Johnson and Symonds moved into the four-bedroom apartment back in July 2019, and welcomed their son Wilfred in April 2020.
The Electoral Commission, which is responsible for regulating party donations, says it is in contact with the Conservatives over the funding of the flat.
A spokesperson said: “Discussions with the Conservative Party continue as we work to establish whether any sums relating to the works at 11 Downing Street fall within the regime regulated by the Commission, and therefore need to be reported and subsequently published.
“The party is working with us on this.”
The Conservative Party has previously said that all “reportable donations” are “correctly declared to the Electoral Commission, published by them and comply fully with the law”.
Johnson’s press secretary has previously insisted that no party funds were being used to pay for any refurbishments to the Downing Street estate.
Asked about reports that Cabinet Secretary Simon Case is investigating the issue, Sir Keir said the matter “should be investigated” although he did not specify the form such an investigation should take, or who should carry it out.

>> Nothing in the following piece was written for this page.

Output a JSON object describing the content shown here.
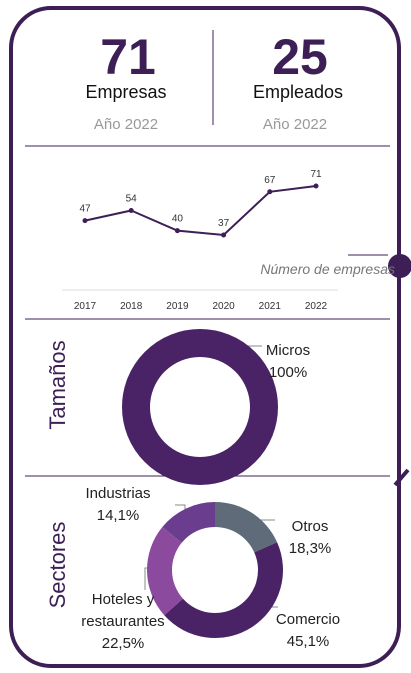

Asked about Case’s reported involvement on Friday, the PM’s spokesman told reporters: “Maintenance of Downing Street as a working building is overseen by the Cabinet Office.
“As part of that, you’d expect Cabinet Office officials to be involved.”
One government minister said Johnson had met the costs of refurbishing his official Downing Street flat out of his own pocket.
In answer to a House of Lords written question, Cabinet Office minister Lord True said: “Audited figures of spending from the allowance for the 2020-21 financial year are not yet available; works have taken place by long-standing Downing Street contractors on painting, sanding and floorboards.
“Any costs of wider refurbishment in this year have been met by the prime minister personally.”
Lord True added that the government was “considering the merits” of whether works on parts or all of the Downing Street estate could be funded by a trust.